Buah pare segar berwarna hijau muda dan jika terkena panas atau

dimasak warna akan berubah menjadi memudar, hal ini menyebabkan

warna produk menjadi kurang menarik. Pare juga memiliki aroma yang

sedikit tajam yang dapat menyebabkan produk akan kurang diminati.


Beberapa konsumen juga terkadang tidak menyukai aroma dan gelatin.Oleh

karena itu, untuk memberikan variasi warna, maka perlu ditambahkan

pewarna lainya.

Tanaman pare mudah dibudidayakan serta tumbuhnya tidak

tergantung musim. Sehingga tanaman pare dapat ditemukan tumbuh liar

ditanah terlantar, atau ditanam dipekarangan dengan dirambatkan dipagar,

untuk diambil buahnya. Ditanam dilahan pekarangan atau disawah bekas

padi pada musim kemarau. Melihat khasiat dan kegunaan yang cukup

banyak dari tanaman pare serta budidayanya yang tergolong mudah maka

budidaya tanaman pare perlu dilakukan. Tanaman pare sudah banyak

dibudidayakan diberbagai daerah di Indonesia. Umumnya, pembudidayaan

dilakukan sebagai usaha sampingan.

B. Rumusan Masalah

Adapun rumusan masalah dari praktikum adalah:

1. Bagaimana cara pemeriksaan mikroskopis dan makroskopis pada

tumbuhan pare (Momordica charantia)?

2. Bagaimana cara identifikasi golongan senyawa pada tumbuhan pare

(Momordica charantia)?

3. Bagaimana cara penetapan kadar abu pada tumbuhan pare (Momordica

charantia)?

4. Bagaimana cara penetapan kadar zat terestraksi air dan etanol pada

tumbuhan (Momordica charantia)?


5. Bagaimana cara pola kromatogram pada tumbuhan pare (Momordica

charantia)?

6. Bagaimana cara penentuan susut pengeringan pada tumbuhan

pare(Momordica charantia)?

7. Bagaimana cara penetapan kadar air pada tumbuhan pare (Momordica

charantia)?

C. Maksud Praktikum

Adapun maksud dari praktikum ini yaitu, untuk menentukan dan

melakukan teknik atau metode pemeriksaan farmakognosi meliputi anatomi,

morfologi, dan organoleptik serta identifikasi kandungan kimia pada

tanaman pare(Momordica charantia).

D. Tujuan Praktikum

Adapun tujuan dalam praktikum adalah untuk mengetahui dan

menentukan morfologi, anatomi serta kandungan kimia, mineral dan kadar

abu dari tanaman pare (Momordica charantia).


BAB II

TINJAUAN PRAKTIKUM

A. Uraian Tanaman

1. Klasifikasi Tanaman pare ( Momordica charantia L.) ( Depkes

RI,2001)

Kingdom : Plantae

Devisi : Spermatophyta

Sub-devisi : Angiospermae

Classis : Dicotyledoneae

Ordo : Cucurbitales

Familia : Cucurbitaceae

Genus : Momordica

Spesies : Momordica charantia L.

2. Nama daerah Tanaman

Berikut nama daerah tumbuhan pare:

Sumatera : prien (gayo)

Bima : paria

Bugis : paria

Ternate : kepari

Maluku : papariane(seram)

Jakarta : papare

Bali : paya
Sulawesi : popari (manado)

(Depkes RI,2001)

3. Morfologi Tanaman

Pare adalah sejenis tumbuhan merambat dengan buah yang

panjang dan runcing pada ujungnya serta permukaan bergerigi.

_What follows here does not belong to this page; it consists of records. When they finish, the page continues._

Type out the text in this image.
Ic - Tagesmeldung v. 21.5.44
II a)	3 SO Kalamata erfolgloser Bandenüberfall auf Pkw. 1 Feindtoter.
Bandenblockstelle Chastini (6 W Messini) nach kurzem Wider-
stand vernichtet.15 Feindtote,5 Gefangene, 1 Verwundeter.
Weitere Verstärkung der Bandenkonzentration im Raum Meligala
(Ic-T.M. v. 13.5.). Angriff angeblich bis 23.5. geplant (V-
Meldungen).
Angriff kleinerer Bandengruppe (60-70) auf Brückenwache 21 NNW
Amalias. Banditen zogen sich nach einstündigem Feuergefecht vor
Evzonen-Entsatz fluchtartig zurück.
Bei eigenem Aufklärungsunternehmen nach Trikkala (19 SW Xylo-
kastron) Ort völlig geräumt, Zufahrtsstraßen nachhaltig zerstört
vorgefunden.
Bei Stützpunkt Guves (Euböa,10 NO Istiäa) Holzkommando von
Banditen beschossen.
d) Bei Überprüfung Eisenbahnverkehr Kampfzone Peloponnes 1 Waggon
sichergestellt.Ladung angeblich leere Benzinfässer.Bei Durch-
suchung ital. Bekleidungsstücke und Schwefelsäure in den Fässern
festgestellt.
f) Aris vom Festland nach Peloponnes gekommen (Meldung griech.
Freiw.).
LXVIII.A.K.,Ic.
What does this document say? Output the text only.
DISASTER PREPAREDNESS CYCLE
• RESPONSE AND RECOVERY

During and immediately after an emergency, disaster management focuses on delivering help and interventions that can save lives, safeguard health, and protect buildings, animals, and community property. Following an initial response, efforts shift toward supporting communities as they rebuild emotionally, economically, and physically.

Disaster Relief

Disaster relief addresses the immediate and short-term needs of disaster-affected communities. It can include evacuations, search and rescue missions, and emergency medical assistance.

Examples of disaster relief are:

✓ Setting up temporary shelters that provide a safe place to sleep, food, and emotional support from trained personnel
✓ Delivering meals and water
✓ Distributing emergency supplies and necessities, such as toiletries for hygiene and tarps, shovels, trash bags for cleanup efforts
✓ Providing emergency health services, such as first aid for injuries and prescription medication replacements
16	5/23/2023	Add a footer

Pare

tumbuh baik didataran rendah dan dan dapat ditemukan tumbuh liar

ditanah terlantar, tegalan, dibudidayakan,, atau ditanam

dipekarangan dengan dirambatkan dipagar. Tanaman ini tumbuh

merambat atau memanjat dengan salur berbentuk spiral, banyak

bercabang, berbau tidak enak serta batangnya berusuk. Daun

tunggal, bertangkai dan letaknya berseling, berbentuk bulat panjang,

dengan panjang 3,5-8,5 cm, lebar 4cm, berbagi menjari 5-7,

pangkalnya berbentuk jantung, serta warnanya hijau tua. Bunga

merupakan bunga tunggal, berkelamin dua dalam satu pohon,

bertangkai panjang, mahkotanya berwarna kuning.Buahnya bulat

memanjang dengan 8-10 rusuk memanjang, berbintil-bintil tidak

beraturan, panjangnya 8-30bcm, rasanya pahit, warna buah hijau,

bila masak menjadi warna jingga yang terbagi tiga.(Depkes RI,2001)

4. Kandungan Kimia

Pada daun pare mengandung senyawa seperti : momordin,

asam resinat, resin,saponin, vitamin A, Vitamin D, dan lemak. Lemak

daun pare terdiri dari asam lonoleat, selain buah dan daunya,
sejumlah zat terkandung dalam bijinya seperti momordicine dan

protein. Senyawa peptide yang terkandung didalam pare menyerupai

insulin, senyawa ini dapat menurunkan kadar glukosa dalam darah

dan urine.

Buah pare mengandung insulin sayuran atau polipeptida

yang merupakan senyawa yang menyerupai protein insulin.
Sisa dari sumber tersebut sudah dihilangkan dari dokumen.